Eventually, the ONS revised its GVA estimates, and the gap closed somewhat. But even in more recent releases (the dotted purple line), the two measures haven’t fully converged. For me, this was the first sign that something wasn’t quite right in the quality or consistency of the data being published.
Those familiar with our Economic Monitor will know that a health-warning has been attached to Labour Force Survey (LFS) data for almost two years now, following falling response rates to the LFS. To be fair, this problem is not unique to the ONS. But a resolution on the figures keeps getting pushed out. First, early 2024, later on in 2024, and now we can expect them to come out in 2027. So that amounts to four years without official monthly labour market statistics – crucial for informing labour planning, and even more so in the setting of monetary policy.
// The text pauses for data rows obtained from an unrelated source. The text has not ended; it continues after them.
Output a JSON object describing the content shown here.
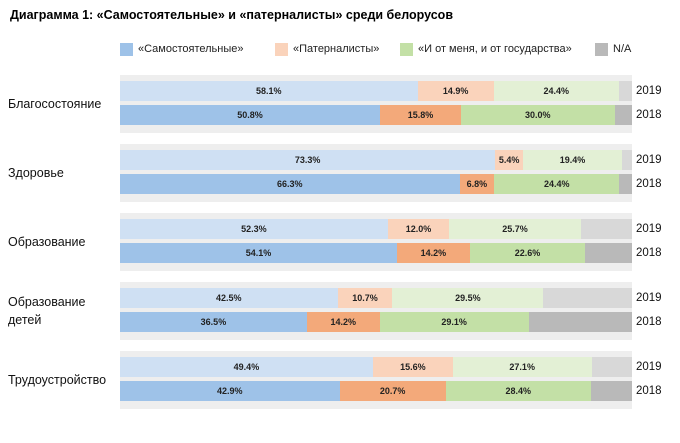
{
  "title": "Диаграмма 1: «Самостоятельные» и «патерналисты» среди белорусов",
  "colors": {
    "independent_light": "#cfe0f3",
    "independent_dark": "#9ec2e8",
    "paternalist_light": "#fad3bb",
    "paternalist_dark": "#f3a97a",
    "both_light": "#e3f0d5",
    "both_dark": "#c3e0a6",
    "na_light": "#d8d8d8",
    "na_dark": "#b9b9b9",
    "group_bg": "#eeeeee"
  },
  "chart_data": {
    "type": "bar",
    "orientation": "horizontal",
    "stacked": true,
    "title": "Диаграмма 1: «Самостоятельные» и «патерналисты» среди белорусов",
    "legend": [
      "«Самостоятельные»",
      "«Патерналисты»",
      "«И от меня, и от государства»",
      "N/A"
    ],
    "legend_position": "top",
    "categories": [
      "Благосостояние",
      "Здоровье",
      "Образование",
      "Образование детей",
      "Трудоустройство"
    ],
    "years": [
      "2019",
      "2018"
    ],
    "series": [
      {
        "name": "«Самостоятельные»",
        "values_2019": [
          58.1,
          73.3,
          52.3,
          42.5,
          49.4
        ],
        "values_2018": [
          50.8,
          66.3,
          54.1,
          36.5,
          42.9
        ],
        "labels_2019": [
          "58.1%",
          "73.3%",
          "52.3%",
          "42.5%",
          "49.4%"
        ],
        "labels_2018": [
          "50.8%",
          "66.3%",
          "54.1%",
          "36.5%",
          "42.9%"
        ]
      },
      {
        "name": "«Патерналисты»",
        "values_2019": [
          14.9,
          5.4,
          12.0,
          10.7,
          15.6
        ],
        "values_2018": [
          15.8,
          6.8,
          14.2,
          14.2,
          20.7
        ],
        "labels_2019": [
          "14.9%",
          "5.4%",
          "12.0%",
          "10.7%",
          "15.6%"
        ],
        "labels_2018": [
          "15.8%",
          "6.8%",
          "14.2%",
          "14.2%",
          "20.7%"
        ]
      },
      {
        "name": "«И от меня, и от государства»",
        "values_2019": [
          24.4,
          19.4,
          25.7,
          29.5,
          27.1
        ],
        "values_2018": [
          30.0,
          24.4,
          22.6,
          29.1,
          28.4
        ],
        "labels_2019": [
          "24.4%",
          "19.4%",
          "25.7%",
          "29.5%",
          "27.1%"
        ],
        "labels_2018": [
          "30.0%",
          "24.4%",
          "22.6%",
          "29.1%",
          "28.4%"
        ]
      },
      {
        "name": "N/A",
        "values_2019": [
          2.6,
          1.9,
          10.0,
          17.3,
          7.9
        ],
        "values_2018": [
          3.4,
          2.5,
          9.1,
          20.2,
          8.0
        ]
      }
    ],
    "xlim": [
      0,
      100
    ]
  }
}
The issues do not end there. Since March, we have been without Producer Price Index data, imperative in assessing the pass-through of global commodity price pressures into the domestic supply chain. The lack of these figures at such a crucial time of intensifying global shifts in trade patterns, and the associated commodity price impacts, leads to a real blind-spot in informing businesses of their upstream cost pressures.
Put simply, we can’t afford to be flying blind. With official data patchy, late, or under revision, decision-makers need alternative sources they can rely on in real-time. That’s why domestic, private and trade body-led measures have taken on far more importance than in the past.
The British Retail Consortium has attempted to plug the gap for our members, enhancing our Retail Sales Monitor (widely used and trusted across the industry) and developing more recently the HR Benchmark, a labour planning tool for retailers, utilising data covering one in three retail workers.
It’s no longer just about supplementing official figures. In many cases, it’s about substituting them. Until the ONS can consistently deliver accurate, timely and complete data, serious users will need to look elsewhere to make informed decisions.